= Princeton–Deepwater District =

Rail line in West Virginia

The Princeton–Deepwater District is a rail line in West Virginia that connects Deep Water, West Virginia, on the Kanawha River southwards to Princeton, West Virginia, and beyond to rail lines leading to Virginia. It is known for its rugged terrain and opportunities for rail photography.

Originally part of the main line of the Virginian Railway, its northern half is now owned by the Kanawha River Railroad and the southern half by Norfolk Southern Railway.

== Operations ==
The line links parts of the Pocahontas Coalfield beneath Flat Top Mountain to consumers in the Midwest and East Coast.

The very steep 2% grade from Elmore Yard up to Clark's Gap posed challenges for the operation of the line, necessitating "hill runs" where short coal trains were brought up to Clark's Gap and combined into longer trains for the rest of the trip. The segment was difficult for steam locomotives, so the line was electrified south of Mullens, the location of Elmore Yard, from 1926 until 1962, which increased efficiency.

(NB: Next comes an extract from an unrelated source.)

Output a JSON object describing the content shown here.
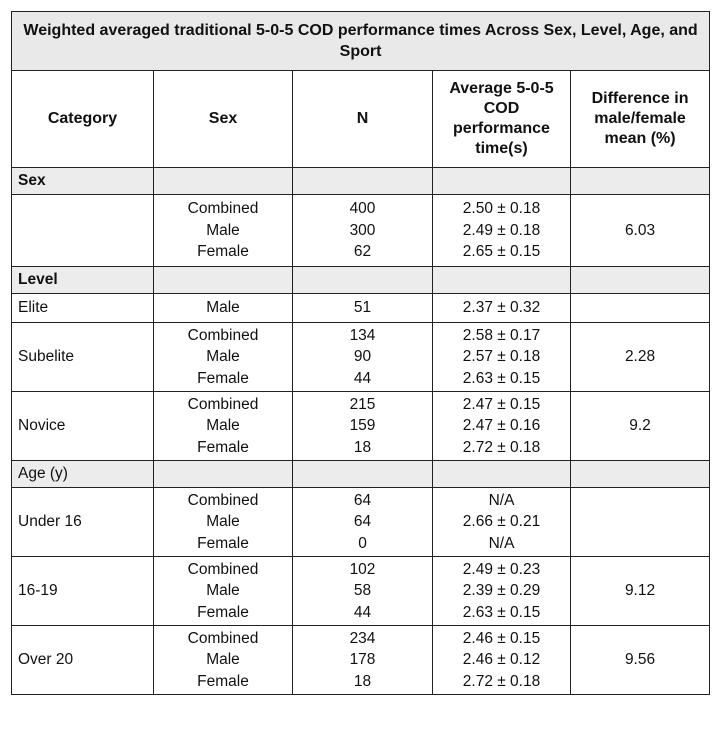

Several branches diverge from the through-line, although some are no longer in use. The Winding Gulf Branch serves the Winding Gulf Coalfield, and connects at its end to the CSX Raleigh Southwestern and Winding Gulf Subdivision. The Guyandotte River Branch is mainly an outlet for westbound coal, and connects to the Gilbert Branch and the CSX Logan Subdivision.

== History ==
The line originally formed the West Virginia half of the Virginian Railway main line, and was constructed between 1896 and 1909. The Winding Gulf Branch was constructed between 1904 and 1910. The Glen Rogers Branch opened in 1923, and the bridge over the Kanawha River was built in 1931. By 1933 the line caused the creation of 91 coal mines along it, as well as an additional 47 on its branches.

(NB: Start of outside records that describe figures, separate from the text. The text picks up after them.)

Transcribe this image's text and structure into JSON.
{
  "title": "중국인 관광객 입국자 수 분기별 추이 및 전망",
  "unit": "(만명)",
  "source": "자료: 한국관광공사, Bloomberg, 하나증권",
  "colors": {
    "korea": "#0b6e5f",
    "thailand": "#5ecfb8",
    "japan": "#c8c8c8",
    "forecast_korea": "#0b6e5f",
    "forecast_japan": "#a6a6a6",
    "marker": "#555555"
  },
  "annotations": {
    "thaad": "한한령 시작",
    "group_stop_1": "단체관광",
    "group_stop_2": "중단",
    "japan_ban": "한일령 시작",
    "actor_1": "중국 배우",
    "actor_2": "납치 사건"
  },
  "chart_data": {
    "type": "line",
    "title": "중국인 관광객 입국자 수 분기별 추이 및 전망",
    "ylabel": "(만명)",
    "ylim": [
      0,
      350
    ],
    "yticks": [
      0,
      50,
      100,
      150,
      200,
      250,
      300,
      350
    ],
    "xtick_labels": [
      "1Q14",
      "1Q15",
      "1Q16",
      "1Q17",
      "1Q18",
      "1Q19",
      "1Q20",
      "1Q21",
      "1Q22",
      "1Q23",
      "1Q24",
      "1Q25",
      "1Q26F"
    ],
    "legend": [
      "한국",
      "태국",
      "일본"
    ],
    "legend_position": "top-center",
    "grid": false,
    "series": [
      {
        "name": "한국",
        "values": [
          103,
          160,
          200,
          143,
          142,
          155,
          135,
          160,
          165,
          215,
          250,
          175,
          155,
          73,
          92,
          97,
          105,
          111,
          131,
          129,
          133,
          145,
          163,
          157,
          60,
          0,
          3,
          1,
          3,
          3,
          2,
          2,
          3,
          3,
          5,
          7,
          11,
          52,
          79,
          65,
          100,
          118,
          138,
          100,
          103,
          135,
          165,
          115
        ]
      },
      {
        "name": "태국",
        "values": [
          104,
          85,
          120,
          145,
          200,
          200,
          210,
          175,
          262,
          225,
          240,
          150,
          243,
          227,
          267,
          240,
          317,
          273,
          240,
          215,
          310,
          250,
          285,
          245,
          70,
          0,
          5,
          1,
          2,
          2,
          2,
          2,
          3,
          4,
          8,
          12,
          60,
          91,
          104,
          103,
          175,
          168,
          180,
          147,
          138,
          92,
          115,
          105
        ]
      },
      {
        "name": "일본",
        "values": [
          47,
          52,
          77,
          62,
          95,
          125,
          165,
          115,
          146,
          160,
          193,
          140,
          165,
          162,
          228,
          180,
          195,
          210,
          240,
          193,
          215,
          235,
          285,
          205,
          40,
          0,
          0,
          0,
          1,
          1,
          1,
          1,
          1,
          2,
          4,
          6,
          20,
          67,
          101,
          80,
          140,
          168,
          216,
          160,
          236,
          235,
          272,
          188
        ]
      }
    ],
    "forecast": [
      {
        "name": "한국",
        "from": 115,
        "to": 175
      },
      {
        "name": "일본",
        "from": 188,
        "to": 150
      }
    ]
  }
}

The Virginian Railway was acquired in 1959 by Norfolk and Western Railway, which later became Norfolk Southern Railway. The Glen Rogers Branch ceased operation in 1960, but was put into use again from 1973 to 1996.

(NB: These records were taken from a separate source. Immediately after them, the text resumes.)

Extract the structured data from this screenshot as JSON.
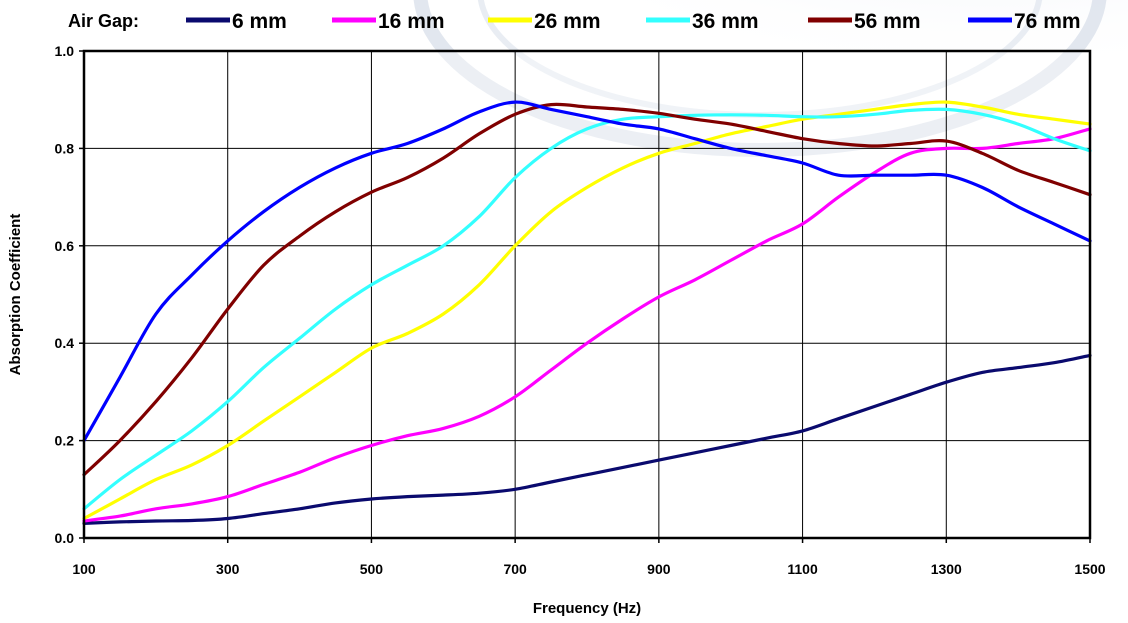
{
  "chart_data": {
    "type": "line",
    "xlabel": "Frequency (Hz)",
    "ylabel": "Absorption Coefficient",
    "xlim": [
      100,
      1500
    ],
    "ylim": [
      0,
      1
    ],
    "x_ticks": [
      "100",
      "300",
      "500",
      "700",
      "900",
      "1100",
      "1300",
      "1500"
    ],
    "y_ticks": [
      "0.0",
      "0.2",
      "0.4",
      "0.6",
      "0.8",
      "1.0"
    ],
    "grid": true,
    "legend_title": "Air Gap:",
    "legend_position": "top",
    "x": [
      100,
      150,
      200,
      250,
      300,
      350,
      400,
      450,
      500,
      550,
      600,
      650,
      700,
      750,
      800,
      850,
      900,
      950,
      1000,
      1050,
      1100,
      1150,
      1200,
      1250,
      1300,
      1350,
      1400,
      1450,
      1500
    ],
    "series": [
      {
        "name": "6 mm",
        "color": "#0a0a6e",
        "values": [
          0.03,
          0.033,
          0.035,
          0.036,
          0.04,
          0.05,
          0.06,
          0.072,
          0.08,
          0.085,
          0.088,
          0.092,
          0.1,
          0.115,
          0.13,
          0.145,
          0.16,
          0.175,
          0.19,
          0.205,
          0.22,
          0.245,
          0.27,
          0.295,
          0.32,
          0.34,
          0.35,
          0.36,
          0.375
        ]
      },
      {
        "name": "16 mm",
        "color": "#ff00ff",
        "values": [
          0.035,
          0.045,
          0.06,
          0.07,
          0.085,
          0.11,
          0.135,
          0.165,
          0.19,
          0.21,
          0.225,
          0.25,
          0.29,
          0.345,
          0.4,
          0.45,
          0.495,
          0.53,
          0.57,
          0.61,
          0.645,
          0.7,
          0.75,
          0.79,
          0.8,
          0.8,
          0.81,
          0.82,
          0.84
        ]
      },
      {
        "name": "26 mm",
        "color": "#ffff00",
        "values": [
          0.04,
          0.08,
          0.12,
          0.15,
          0.19,
          0.24,
          0.29,
          0.34,
          0.39,
          0.42,
          0.46,
          0.52,
          0.6,
          0.67,
          0.72,
          0.76,
          0.79,
          0.81,
          0.83,
          0.845,
          0.86,
          0.87,
          0.88,
          0.89,
          0.895,
          0.885,
          0.87,
          0.86,
          0.85
        ]
      },
      {
        "name": "36 mm",
        "color": "#33ffff",
        "values": [
          0.06,
          0.12,
          0.17,
          0.22,
          0.28,
          0.35,
          0.41,
          0.47,
          0.52,
          0.56,
          0.6,
          0.66,
          0.74,
          0.8,
          0.84,
          0.86,
          0.865,
          0.868,
          0.869,
          0.868,
          0.865,
          0.865,
          0.87,
          0.878,
          0.88,
          0.87,
          0.85,
          0.82,
          0.795
        ]
      },
      {
        "name": "56 mm",
        "color": "#800000",
        "values": [
          0.13,
          0.2,
          0.28,
          0.37,
          0.47,
          0.56,
          0.62,
          0.67,
          0.71,
          0.74,
          0.78,
          0.83,
          0.87,
          0.89,
          0.885,
          0.88,
          0.872,
          0.86,
          0.85,
          0.835,
          0.82,
          0.81,
          0.805,
          0.81,
          0.815,
          0.79,
          0.755,
          0.73,
          0.705
        ]
      },
      {
        "name": "76 mm",
        "color": "#0000ff",
        "values": [
          0.2,
          0.33,
          0.46,
          0.54,
          0.61,
          0.67,
          0.72,
          0.76,
          0.79,
          0.81,
          0.84,
          0.875,
          0.895,
          0.88,
          0.865,
          0.85,
          0.84,
          0.82,
          0.8,
          0.785,
          0.77,
          0.745,
          0.745,
          0.745,
          0.745,
          0.72,
          0.68,
          0.645,
          0.61
        ]
      }
    ]
  }
}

In 2015, Norfolk Southern mothballed a 50-mile segment of the southern part of the line between Elmore Yard and Princeton due to decreases in coal traffic, opting to divert trains over the Guyandotte River Branch instead. In 2016, the new Kanawha River Railroad acquired the part of the Princeton–Deepwater District north of Maben, as well as most of the connecting West Virginia Secondary.